どこから持ってきたのか、鮮やかな布が部屋の隅に畳んで置いてあった。そのすべてが着物なのだろう。
「まさか竜月ちゃん。あれ――?」
「そうですよ。全部今日ご主人さまがお召しになるお着物です。当たり前じゃないですか。大丈夫です! どんな殿方でも見惚れるような、美しい打ちかけ姿にして差し上げますっ!」
やたらはりきる竜月に与羽はほほをひきつらせた。
その間にも竜月は与羽の着ていたものを脱がせはじめている。
「あ、いや、竜月ちゃんそれくらいなら自分でできるから」
竜月の温かな手が肩にふれて、与羽ははっとした。
「そうですかぁ?」
「って言うか、途中までは自分でやった方が早い」
「じゃあ、まずはこの白無垢ですよ」
与羽は渡される着物をしぶしぶながら着ていった。着物の裾を合わせる時などは竜月に手伝ってもらいつつ、重ね着させられていく。

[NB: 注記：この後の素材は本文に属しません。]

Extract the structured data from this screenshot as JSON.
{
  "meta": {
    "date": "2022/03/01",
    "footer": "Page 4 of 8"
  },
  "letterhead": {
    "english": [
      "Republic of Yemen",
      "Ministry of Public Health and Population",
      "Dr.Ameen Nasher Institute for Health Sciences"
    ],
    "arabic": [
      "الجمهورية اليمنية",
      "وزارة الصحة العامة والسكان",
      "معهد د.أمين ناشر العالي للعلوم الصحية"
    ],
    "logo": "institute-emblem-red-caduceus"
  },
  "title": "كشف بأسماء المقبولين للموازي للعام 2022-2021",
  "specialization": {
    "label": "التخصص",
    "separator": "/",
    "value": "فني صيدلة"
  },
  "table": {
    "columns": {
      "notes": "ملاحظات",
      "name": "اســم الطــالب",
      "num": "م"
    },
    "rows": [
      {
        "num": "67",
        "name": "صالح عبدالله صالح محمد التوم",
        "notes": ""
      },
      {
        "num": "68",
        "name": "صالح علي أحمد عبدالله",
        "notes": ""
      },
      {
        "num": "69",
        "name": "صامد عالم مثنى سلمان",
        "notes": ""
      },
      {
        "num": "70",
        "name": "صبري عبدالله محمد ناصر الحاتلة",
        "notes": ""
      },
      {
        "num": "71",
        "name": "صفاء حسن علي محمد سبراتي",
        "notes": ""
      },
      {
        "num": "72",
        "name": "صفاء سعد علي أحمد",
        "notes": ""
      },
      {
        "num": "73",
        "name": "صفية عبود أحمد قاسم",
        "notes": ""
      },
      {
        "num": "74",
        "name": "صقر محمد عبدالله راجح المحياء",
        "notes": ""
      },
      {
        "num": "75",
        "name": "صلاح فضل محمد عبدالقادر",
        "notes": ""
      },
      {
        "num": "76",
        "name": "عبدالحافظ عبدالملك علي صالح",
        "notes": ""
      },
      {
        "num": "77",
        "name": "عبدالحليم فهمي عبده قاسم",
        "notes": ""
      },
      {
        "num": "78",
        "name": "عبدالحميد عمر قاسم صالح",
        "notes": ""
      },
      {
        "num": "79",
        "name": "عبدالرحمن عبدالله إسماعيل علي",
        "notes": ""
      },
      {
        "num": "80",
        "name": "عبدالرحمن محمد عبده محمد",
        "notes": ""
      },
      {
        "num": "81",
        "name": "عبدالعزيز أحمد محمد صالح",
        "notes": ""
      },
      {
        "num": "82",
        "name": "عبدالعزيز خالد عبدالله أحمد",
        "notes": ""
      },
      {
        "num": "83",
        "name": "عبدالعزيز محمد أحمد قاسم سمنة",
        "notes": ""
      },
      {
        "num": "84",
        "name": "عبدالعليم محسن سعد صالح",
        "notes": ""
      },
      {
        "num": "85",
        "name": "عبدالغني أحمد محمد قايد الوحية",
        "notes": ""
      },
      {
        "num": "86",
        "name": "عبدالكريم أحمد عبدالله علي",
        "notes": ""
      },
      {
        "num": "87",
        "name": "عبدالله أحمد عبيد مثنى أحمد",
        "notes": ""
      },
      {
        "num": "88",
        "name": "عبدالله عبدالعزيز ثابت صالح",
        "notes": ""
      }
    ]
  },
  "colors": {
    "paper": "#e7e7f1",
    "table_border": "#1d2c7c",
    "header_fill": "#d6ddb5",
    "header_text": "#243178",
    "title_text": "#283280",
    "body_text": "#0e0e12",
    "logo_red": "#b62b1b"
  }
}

華奈のような振り袖姿なら良かったのだが、与羽が着せられるのは打ち掛け。
しかも、竜月はその内側に重ね着した小袖で、美しい色の変化を作る。今回は、桜色から濃い紫へと変化するようにさせたいらしい。
だんだんと体が重くなってゆく。
剣術で鍛えているので、筋力にはそれなりに自信があるが、それでも全身に重りを付けられたように感じる。
帯を強く締められて大きくよろけた。
「大丈夫ですかぁ?」
そう声をかけつつも、竜月は次の着物を拾い上げている。
「次はこれです~。これでおしまいですよ~、残念ながら」
何が残念なのか分からない。
与羽は、床を這うぐらい丈の長い濃い紫の上着を羽織って、やっと一息ついた。
この後まだ化粧をしたり、髪を結ったりと色々残っているが、着替えほど体力を使わないだろう。
与羽はそう信じ込むことにした。